The WHO also said global malaria infection rates have dropped by 20 percent over the last decade, adding that there were 225 million cases of malaria and an estimated 781,000 deaths in 2009.
The WHO announced on Monday that malaria had been eliminated in the Caucasus nation.
"I have great pleasure in announcing that Armenia has been certified by WHO as malaria-free," said Dr. Margaret Chan, the head of the WHO, in a speech in Seattle. "This happens only when a country has excellent surveillance and response capacity, able to detect every imported case and ensure that it does not ignite a re-establishment of transmission."
She added that significant progress has been made in eradicating malaria from Europe and its periphery.
"The malaria map is shrinking," she said. "In 2009, for the first time, not a single case of falciparum malaria was reported in the European Region, and this trend continues. WHO procedures for certifying a country as malaria-free, abandoned in the 1980s, were reinstated in 2004. Since 2007, Morocco, Turkmenistan, and United Arab Emirates have been certified as malaria-free."
According to the WHO, malaria was prevalent in Armenia until the 1950s, and was thought ot have been eradicated in 1963. The disease resurfaced in the 1990s, but now has been since eliminated due to control intervention, long-lasting insecticidal nets, insecticides, and better diagnostic techniques.
New clinical trial
The public health community has been very encouraged by the first results of a large-scale trial on an advanced malaria vaccine candidate drug, known officially as RTS,S/AS01. The drug was first created in a Belgian lab in 1987 by the pharmaceutical giant GlaxoSmithKline and entered smaller-scale testing in the United States and Africa in the subsequent years.
Malaria is caused by a parasite carried by mosquitoes. The new vaccine is designed to take effect once the parasite enters the human bloodstream by forcing the body's own immune system to react. Then, the activated immune system prevents the parasite from maturing and reproducing in the body.
The WHO reported that in its preliminary results, it reduced malaria infections by 55 percent when given to children under the age of 17 months. The trial tested over 15,000 infants in seven countries across sub-Saharan Africa, including Burkina Faso, Gabon, Ghana, Kenya, Malawi, Mozambique and Tanzania.
"This is remarkable when you consider that there has never been a successful vaccine against a human parasite," Tsiri Agbenyega, chair of the RTS,S Clinical Trials Partnership and head of malaria research at Komfo-Anokye Teaching Hospital in Kumasi, Ghana, told the AFP news agency.

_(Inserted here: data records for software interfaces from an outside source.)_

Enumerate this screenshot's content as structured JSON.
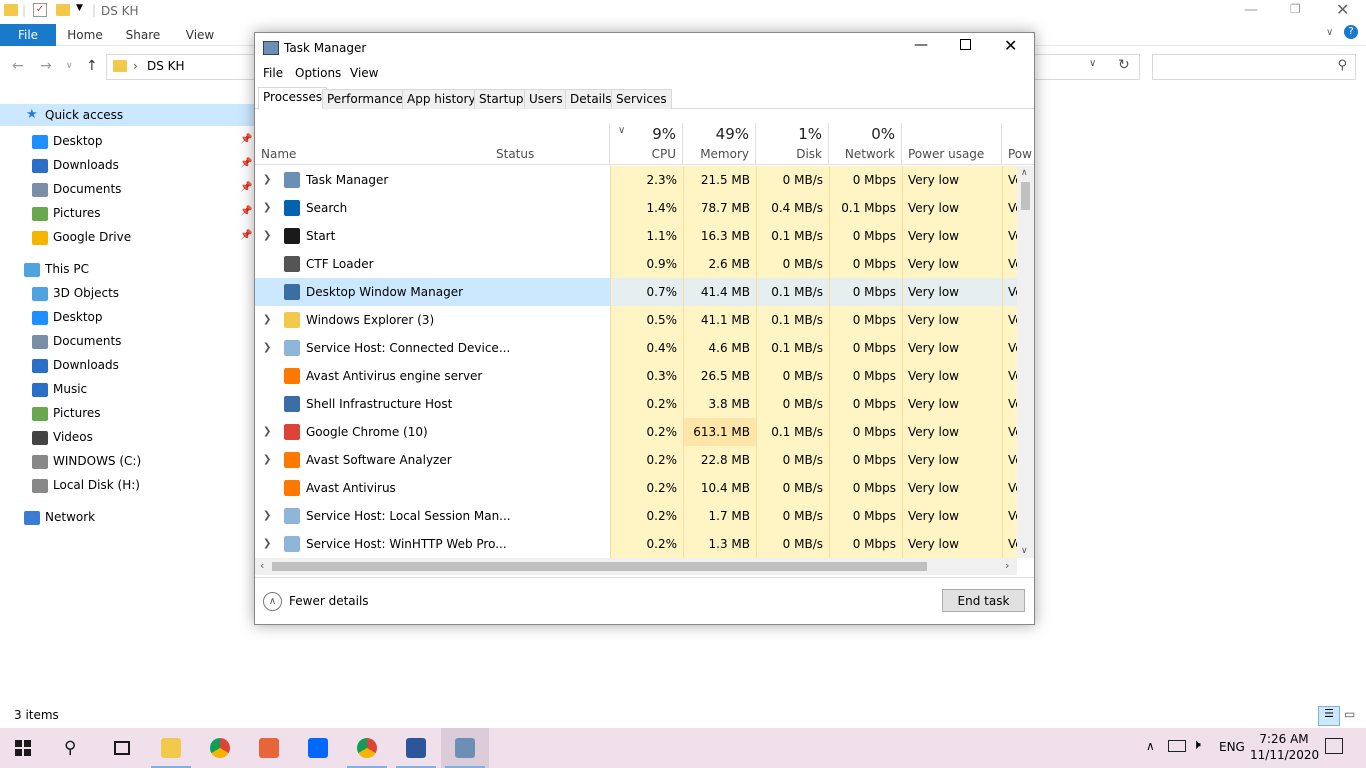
{
  "explorer": {
    "title": "DS KH",
    "ribbon_tabs": [
      "File",
      "Home",
      "Share",
      "View"
    ],
    "address": "DS KH",
    "search_placeholder": "",
    "status": "3 items",
    "quick_access_label": "Quick access",
    "quick_access": [
      {
        "label": "Desktop",
        "icon": "desktop-icon",
        "color": "#1e90ff"
      },
      {
        "label": "Downloads",
        "icon": "download-icon",
        "color": "#2b6fc7"
      },
      {
        "label": "Documents",
        "icon": "documents-icon",
        "color": "#7a8ea8"
      },
      {
        "label": "Pictures",
        "icon": "pictures-icon",
        "color": "#6aa84f"
      },
      {
        "label": "Google Drive",
        "icon": "google-drive-icon",
        "color": "#f4b400"
      }
    ],
    "this_pc_label": "This PC",
    "this_pc": [
      {
        "label": "3D Objects",
        "icon": "3d-objects-icon",
        "color": "#4fa3e0"
      },
      {
        "label": "Desktop",
        "icon": "desktop-icon",
        "color": "#1e90ff"
      },
      {
        "label": "Documents",
        "icon": "documents-icon",
        "color": "#7a8ea8"
      },
      {
        "label": "Downloads",
        "icon": "download-icon",
        "color": "#2b6fc7"
      },
      {
        "label": "Music",
        "icon": "music-icon",
        "color": "#2b6fc7"
      },
      {
        "label": "Pictures",
        "icon": "pictures-icon",
        "color": "#6aa84f"
      },
      {
        "label": "Videos",
        "icon": "videos-icon",
        "color": "#444444"
      },
      {
        "label": "WINDOWS (C:)",
        "icon": "drive-icon",
        "color": "#888888"
      },
      {
        "label": "Local Disk (H:)",
        "icon": "drive-icon",
        "color": "#888888"
      }
    ],
    "network_label": "Network"
  },
  "taskmanager": {
    "title": "Task Manager",
    "menu": [
      "File",
      "Options",
      "View"
    ],
    "tabs": [
      "Processes",
      "Performance",
      "App history",
      "Startup",
      "Users",
      "Details",
      "Services"
    ],
    "columns": {
      "name": "Name",
      "status": "Status",
      "cpu_pct": "9%",
      "cpu": "CPU",
      "mem_pct": "49%",
      "mem": "Memory",
      "disk_pct": "1%",
      "disk": "Disk",
      "net_pct": "0%",
      "net": "Network",
      "power": "Power usage",
      "power_trend": "Pow"
    },
    "processes": [
      {
        "name": "Task Manager",
        "expandable": true,
        "icon": "task-manager-icon",
        "color": "#6b8fb5",
        "cpu": "2.3%",
        "mem": "21.5 MB",
        "disk": "0 MB/s",
        "net": "0 Mbps",
        "power": "Very low",
        "power2": "Ve"
      },
      {
        "name": "Search",
        "expandable": true,
        "icon": "search-icon",
        "color": "#0063b1",
        "cpu": "1.4%",
        "mem": "78.7 MB",
        "disk": "0.4 MB/s",
        "net": "0.1 Mbps",
        "power": "Very low",
        "power2": "Ve"
      },
      {
        "name": "Start",
        "expandable": true,
        "icon": "start-icon",
        "color": "#1a1a1a",
        "cpu": "1.1%",
        "mem": "16.3 MB",
        "disk": "0.1 MB/s",
        "net": "0 Mbps",
        "power": "Very low",
        "power2": "Ve"
      },
      {
        "name": "CTF Loader",
        "expandable": false,
        "icon": "ctf-loader-icon",
        "color": "#555555",
        "cpu": "0.9%",
        "mem": "2.6 MB",
        "disk": "0 MB/s",
        "net": "0 Mbps",
        "power": "Very low",
        "power2": "Ve"
      },
      {
        "name": "Desktop Window Manager",
        "expandable": false,
        "icon": "window-icon",
        "color": "#3a6ea5",
        "cpu": "0.7%",
        "mem": "41.4 MB",
        "disk": "0.1 MB/s",
        "net": "0 Mbps",
        "power": "Very low",
        "power2": "Ve",
        "selected": true
      },
      {
        "name": "Windows Explorer (3)",
        "expandable": true,
        "icon": "folder-icon",
        "color": "#f3c94b",
        "cpu": "0.5%",
        "mem": "41.1 MB",
        "disk": "0.1 MB/s",
        "net": "0 Mbps",
        "power": "Very low",
        "power2": "Ve"
      },
      {
        "name": "Service Host: Connected Device...",
        "expandable": true,
        "icon": "service-gear-icon",
        "color": "#8fb6d8",
        "cpu": "0.4%",
        "mem": "4.6 MB",
        "disk": "0.1 MB/s",
        "net": "0 Mbps",
        "power": "Very low",
        "power2": "Ve"
      },
      {
        "name": "Avast Antivirus engine server",
        "expandable": false,
        "icon": "avast-icon",
        "color": "#ff7800",
        "cpu": "0.3%",
        "mem": "26.5 MB",
        "disk": "0 MB/s",
        "net": "0 Mbps",
        "power": "Very low",
        "power2": "Ve"
      },
      {
        "name": "Shell Infrastructure Host",
        "expandable": false,
        "icon": "window-icon",
        "color": "#3a6ea5",
        "cpu": "0.2%",
        "mem": "3.8 MB",
        "disk": "0 MB/s",
        "net": "0 Mbps",
        "power": "Very low",
        "power2": "Ve"
      },
      {
        "name": "Google Chrome (10)",
        "expandable": true,
        "icon": "chrome-icon",
        "color": "#db4437",
        "cpu": "0.2%",
        "mem": "613.1 MB",
        "disk": "0.1 MB/s",
        "net": "0 Mbps",
        "power": "Very low",
        "power2": "Ve",
        "mem_high": true
      },
      {
        "name": "Avast Software Analyzer",
        "expandable": true,
        "icon": "avast-icon",
        "color": "#ff7800",
        "cpu": "0.2%",
        "mem": "22.8 MB",
        "disk": "0 MB/s",
        "net": "0 Mbps",
        "power": "Very low",
        "power2": "Ve"
      },
      {
        "name": "Avast Antivirus",
        "expandable": false,
        "icon": "avast-icon",
        "color": "#ff7800",
        "cpu": "0.2%",
        "mem": "10.4 MB",
        "disk": "0 MB/s",
        "net": "0 Mbps",
        "power": "Very low",
        "power2": "Ve"
      },
      {
        "name": "Service Host: Local Session Man...",
        "expandable": true,
        "icon": "service-gear-icon",
        "color": "#8fb6d8",
        "cpu": "0.2%",
        "mem": "1.7 MB",
        "disk": "0 MB/s",
        "net": "0 Mbps",
        "power": "Very low",
        "power2": "Ve"
      },
      {
        "name": "Service Host: WinHTTP Web Pro...",
        "expandable": true,
        "icon": "service-gear-icon",
        "color": "#8fb6d8",
        "cpu": "0.2%",
        "mem": "1.3 MB",
        "disk": "0 MB/s",
        "net": "0 Mbps",
        "power": "Very low",
        "power2": "Ve"
      }
    ],
    "fewer_details": "Fewer details",
    "end_task": "End task"
  },
  "taskbar": {
    "apps": [
      {
        "name": "start-button",
        "icon": "windows-logo-icon",
        "color": "#1a1a1a"
      },
      {
        "name": "search-button",
        "icon": "search-icon",
        "color": "#1a1a1a"
      },
      {
        "name": "task-view-button",
        "icon": "task-view-icon",
        "color": "#1a1a1a"
      },
      {
        "name": "file-explorer-button",
        "icon": "folder-icon",
        "color": "#f3c94b",
        "open": true
      },
      {
        "name": "chrome-button",
        "icon": "chrome-icon",
        "color": "#db4437"
      },
      {
        "name": "paint-button",
        "icon": "paint-icon",
        "color": "#e8653a"
      },
      {
        "name": "zalo-button",
        "icon": "zalo-icon",
        "color": "#0068ff"
      },
      {
        "name": "chrome-profile-button",
        "icon": "chrome-icon",
        "color": "#db4437",
        "open": true
      },
      {
        "name": "word-button",
        "icon": "word-icon",
        "color": "#2b579a",
        "open": true
      },
      {
        "name": "task-manager-button",
        "icon": "task-manager-icon",
        "color": "#6b8fb5",
        "open": true,
        "active": true
      }
    ],
    "lang": "ENG",
    "time": "7:26 AM",
    "date": "11/11/2020"
  }
}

The results of the study were published Tuesday in the New England Journal of Medicine and were presented at the Malaria Forum conference in Seattle.

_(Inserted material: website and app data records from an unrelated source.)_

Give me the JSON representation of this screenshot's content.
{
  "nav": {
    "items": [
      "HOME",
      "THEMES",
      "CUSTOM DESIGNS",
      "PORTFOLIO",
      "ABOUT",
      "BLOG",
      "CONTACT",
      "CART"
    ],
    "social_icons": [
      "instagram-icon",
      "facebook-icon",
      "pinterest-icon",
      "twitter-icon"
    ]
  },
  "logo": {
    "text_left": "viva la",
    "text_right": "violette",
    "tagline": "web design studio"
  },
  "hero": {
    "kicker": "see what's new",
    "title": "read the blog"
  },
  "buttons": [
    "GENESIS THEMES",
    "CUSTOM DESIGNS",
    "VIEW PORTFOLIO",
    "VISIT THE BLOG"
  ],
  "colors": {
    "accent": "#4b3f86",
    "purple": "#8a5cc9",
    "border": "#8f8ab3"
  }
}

The public health and medical community have embraced these promising results so far.
"It's been a long time coming, and indeed we are still not there yet, but it is becoming increasingly clear that we really do have the first effective vaccine against a parasitic disease in humans," wrote Nicholas White of Thailand's Mahidol University in an editorial in the New England Journal of Medicine, noting that he expected the drug treatment to be available in "just over three years."